#METOO ANGER AS SENATE LOOKS THE OTHER WAY
Donald Trump's controversial nominee Brett Kavanaugh was sworn in as a judge of the US Supreme Court, in a major victory for the US President, amid crackling tension, angry ‘Me Too’ protests and high drama on Capitol Hill.
Kavanaugh’s nomination was hit by multiple accusations of sexual misconduct – an echo from his past, when he was in school and college. One of the sexual assault claim was from a woman who said a 17-year-old Kavanaugh pinned her to a bed and groped her at a 1982 party, when she was 15.
The Senate gave a razor edge 50-48 vote, nearly along party lines to confirm Kavanaugh, who was then sworn in.

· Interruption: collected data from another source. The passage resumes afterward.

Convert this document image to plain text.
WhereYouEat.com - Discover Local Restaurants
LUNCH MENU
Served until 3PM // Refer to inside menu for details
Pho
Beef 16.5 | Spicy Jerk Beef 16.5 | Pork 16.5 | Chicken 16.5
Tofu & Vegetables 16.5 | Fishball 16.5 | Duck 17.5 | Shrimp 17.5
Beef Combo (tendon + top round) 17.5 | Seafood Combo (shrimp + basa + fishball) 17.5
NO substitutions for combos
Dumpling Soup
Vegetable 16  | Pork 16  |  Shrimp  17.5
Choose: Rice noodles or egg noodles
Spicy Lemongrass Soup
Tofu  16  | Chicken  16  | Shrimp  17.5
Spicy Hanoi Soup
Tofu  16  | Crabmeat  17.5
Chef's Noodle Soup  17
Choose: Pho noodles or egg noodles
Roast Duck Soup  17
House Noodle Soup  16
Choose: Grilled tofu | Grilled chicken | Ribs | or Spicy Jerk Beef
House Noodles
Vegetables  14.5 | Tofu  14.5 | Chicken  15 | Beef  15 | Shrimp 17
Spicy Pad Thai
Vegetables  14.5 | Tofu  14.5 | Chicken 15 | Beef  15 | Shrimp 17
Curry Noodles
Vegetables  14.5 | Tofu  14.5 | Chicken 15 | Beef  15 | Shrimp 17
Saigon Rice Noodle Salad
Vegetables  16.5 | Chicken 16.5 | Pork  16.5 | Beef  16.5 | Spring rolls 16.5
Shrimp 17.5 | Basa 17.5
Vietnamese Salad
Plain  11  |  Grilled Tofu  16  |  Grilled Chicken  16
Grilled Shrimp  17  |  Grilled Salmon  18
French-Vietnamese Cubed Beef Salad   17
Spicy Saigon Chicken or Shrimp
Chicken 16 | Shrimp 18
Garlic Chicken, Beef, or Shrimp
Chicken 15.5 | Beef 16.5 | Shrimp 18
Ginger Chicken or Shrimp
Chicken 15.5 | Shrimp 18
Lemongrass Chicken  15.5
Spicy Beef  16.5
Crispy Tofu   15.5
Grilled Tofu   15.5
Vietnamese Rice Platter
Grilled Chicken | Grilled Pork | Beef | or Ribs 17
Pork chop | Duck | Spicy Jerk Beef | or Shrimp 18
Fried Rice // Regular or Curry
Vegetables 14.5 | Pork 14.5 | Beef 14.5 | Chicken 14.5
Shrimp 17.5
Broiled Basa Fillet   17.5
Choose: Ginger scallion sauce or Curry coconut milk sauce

‘‘He's going in looking very good,' President Donald Trump said, a day after Maine Republican Senator Susan Collins offered her stamp of approval and guaranteed the narrowest of victories.
Hours later on Air Force One, he told reporters he is '100 per cent' certain that Christine Blasey Ford, who claimed Kavanaugh had sexually assaulted her decades ago, pointed her finger at the wrong man.
Protesters in the Senate gallery, mostly female, were in no mood for good will. They interrupted the vote at several stages, prompting police to remove them.
Vice President Mike Pence, presiding over the vote, demanded order as cries of 'Shame! Shame!' and 'I do not consent!' rang out.
About 1,000 protesters occupied the Capitol steps, some willingly arrested and loaded into police buses. 'Vote them out!' was the most common chant, directed at every Republican who sided with Trump. But Trump derided the protests against Kavanaugh on the steps of the Supreme Court and the Capitol as “phony stuff,” and said it was a misnomer to imply that women were upset
at his confirmation. The partisan political split on Kavanaugh, and its implications for political opportunism, never showed signs of letting. Democratic Minority Leader Chuck Schumer spoke on the floor, addressing the millions watching on TV more than the other 99 senators. 'I share the deep anguish that millions of Americans are experiencing today,' he said. 'But I say to you, my fellow Americans, there is one answer: Vote.'
The Kavanaugh confirmation has played out against the backdrop of a midterm election. The Democrats have promised that if they win the congressional elections in November, they’ll call for a full hearing into the charges.
The bitter nomination fight has also come in the midst of the #MeToo movement, unfolding at the volatile intersection of gender and politics, said the New York Times.
Before Saturday’s vote, one of his accusers, Deborah Ramirez, had said the Judge nominee thrust his genitals in her face during a drunken dormitory party at Yale. “Thirtyfive years ago, the other students in the room chose to laugh and look the other way as sexual violence was perpetrated on me by Brett Kavanaugh,” she wrote.